Spessore massetto galleggiante
Spessore massetto galleggiante (© MAPEI)

 

Per tradizionali supporti a base cementizia è necessario che lo strato abbia uno spessore non inferiore a 4 cm, che dovranno essere opportunamente aumentati qualora i carichi in esercizio risultassero elevati.
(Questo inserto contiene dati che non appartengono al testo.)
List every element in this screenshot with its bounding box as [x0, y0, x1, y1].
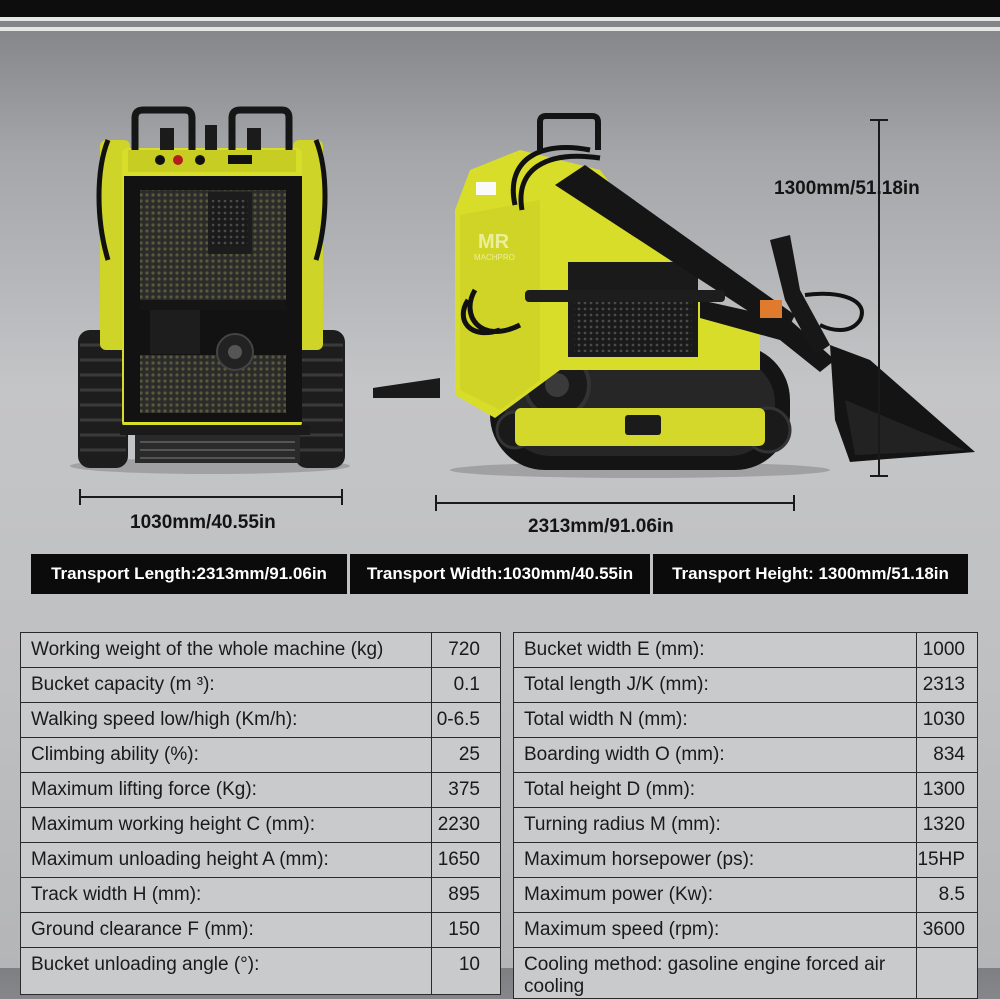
spec-label: Climbing ability (%):	[21, 738, 432, 773]
spec-label: Maximum unloading height A (mm):	[21, 843, 432, 878]
table-row	[21, 948, 501, 995]
spec-label: Turning radius M (mm):	[514, 808, 917, 843]
spec-label: Cooling method: gasoline engine forced air cooling	[514, 948, 917, 999]
spec-value: 0-6.5	[432, 703, 501, 738]
spec-value: 3600	[917, 913, 978, 948]
spec-table-left	[20, 632, 501, 995]
spec-value: 1000	[917, 633, 978, 668]
spec-label: Bucket capacity (m ³):	[21, 668, 432, 703]
spec-label: Maximum speed (rpm):	[514, 913, 917, 948]
width-dimension-label: 1030mm/40.55in	[130, 512, 276, 533]
table-row	[21, 843, 501, 878]
table-row	[21, 913, 501, 948]
spec-value: 8.5	[917, 878, 978, 913]
spec-value: 834	[917, 738, 978, 773]
height-dimension-label: 1300mm/51.18in	[774, 178, 920, 199]
spec-value: 1300	[917, 773, 978, 808]
spec-value	[917, 948, 978, 999]
table-row	[514, 633, 978, 668]
spec-label: Working weight of the whole machine (kg)	[21, 633, 432, 668]
spec-value: 150	[432, 913, 501, 948]
spec-value: 720	[432, 633, 501, 668]
spec-value: 25	[432, 738, 501, 773]
spec-label: Maximum working height C (mm):	[21, 808, 432, 843]
table-row	[514, 948, 978, 999]
table-row	[514, 773, 978, 808]
spec-label: Maximum power (Kw):	[514, 878, 917, 913]
spec-value: 375	[432, 773, 501, 808]
spec-label: Track width H (mm):	[21, 878, 432, 913]
spec-label: Bucket unloading angle (°):	[21, 948, 432, 995]
table-row	[514, 703, 978, 738]
spec-label: Maximum lifting force (Kg):	[21, 773, 432, 808]
spec-label: Total length J/K (mm):	[514, 668, 917, 703]
spec-value: 895	[432, 878, 501, 913]
table-row	[514, 808, 978, 843]
spec-table-right	[513, 632, 978, 999]
length-dimension-label: 2313mm/91.06in	[528, 516, 674, 537]
spec-label: Boarding width O (mm):	[514, 738, 917, 773]
brand-logo: MR	[478, 231, 510, 253]
table-row	[514, 878, 978, 913]
table-row	[21, 808, 501, 843]
spec-label: Walking speed low/high (Km/h):	[21, 703, 432, 738]
spec-label: Bucket width E (mm):	[514, 633, 917, 668]
front-view-machine	[70, 110, 350, 474]
spec-label: Ground clearance F (mm):	[21, 913, 432, 948]
spec-value: 1650	[432, 843, 501, 878]
transport-height: Transport Height: 1300mm/51.18in	[653, 554, 968, 594]
table-row	[514, 738, 978, 773]
table-row	[21, 633, 501, 668]
spec-value: 15HP	[917, 843, 978, 878]
transport-info-bar	[31, 554, 968, 594]
spec-value: 2230	[432, 808, 501, 843]
spec-value: 2313	[917, 668, 978, 703]
transport-length: Transport Length:2313mm/91.06in	[31, 554, 347, 594]
table-row	[514, 843, 978, 878]
spec-label: Maximum horsepower (ps):	[514, 843, 917, 878]
side-view-machine	[373, 116, 975, 478]
table-row	[514, 668, 978, 703]
table-row	[21, 738, 501, 773]
spec-value: 1320	[917, 808, 978, 843]
spec-label: Total height D (mm):	[514, 773, 917, 808]
table-row	[21, 878, 501, 913]
table-row	[21, 773, 501, 808]
brand-logo-subtext: MACHPRO	[474, 253, 515, 262]
spec-value: 0.1	[432, 668, 501, 703]
transport-width: Transport Width:1030mm/40.55in	[350, 554, 650, 594]
spec-value: 10	[432, 948, 501, 995]
table-row	[21, 703, 501, 738]
table-row	[514, 913, 978, 948]
table-row	[21, 668, 501, 703]
spec-label: Total width N (mm):	[514, 703, 917, 738]
spec-value: 1030	[917, 703, 978, 738]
È sempre consigliabile, specialmente per spessori ridotti (4-5 cm), l’utilizzo di una rete di armatura elettrosaldata posizionata a metà spessore atta a favorire la distribuzione dei carichi ed evirare fenomeni di punzonamento.

In presenza di un massetto galleggiante per l’isolamento acustico contro i rumori da calpestio è possibile ricorrere all’utilizzo dei prodotti appartenenti alla linea MAPESILENT.

Il sistema costituito da MAPESILENT ROLL, MAPESILENT PANEL, MAPESILENT BAND R, MAPESILENT TAPE e MAPESILENT UNDERWALL consente di realizzare in maniera semplice ed affidabile dei massetti galleggianti perfettamente isolati dal supporto, sopra i quali è possibile realizzare qualunque tipologia di pavimentazione come ceramica, materiale lapideo, parquet, PVC, linoleum, ecc (Fig. 4.4).

Gli specifici materiali che lo compongono consentono di adempiere ai requisiti di legge imposti dal DPCM 5-12-97 e di raggiungere le classi di efficienza acustica più performanti (Classe I e II) previste dalla nuova normativa tecnica UNI 11367 – “Classificazione acustica delle unità immobiliari”.

Le eccellenti performance del sistema MAPESILENT sono comprovate dalle seguenti misurazioni in opera eseguite da tecnici competenti in Acustica Ambientale, dalle quali si evidenziano decrementi effettivi di rumore da calpestio (ΔLw) superiori a 30 dB, con il conseguente pieno rispetto dei requisiti imposti dal DPCM 5-12-97 ed il raggiungimento delle classi di efficienza acustica (contro i rumori da calpestio) più performanti, secondo la UNI 11367.

 

Stratigrafia con esempio di massetto galleggiante
Stratigrafia con esempio di massetto galleggiante (© MAPEI)

 

Oltre alle sue elevate prestazioni fonoisolanti ed alla sua facilità applicativa, il sistema MAPESILENT si distingue per la sua elevata resistenza alla pedonabilità ed agli urti di cantiere che spesso possono danneggiare la continuità del manto e quindi la sua capacità fonoisolante (problema tipico dei sistemi in polietilene espanso).

 

Articolo tratto dal Quaderno Tecnico Mapei “ESECUZIONE DI MASSETTI PER LA POSA DI PAVIMENTI”.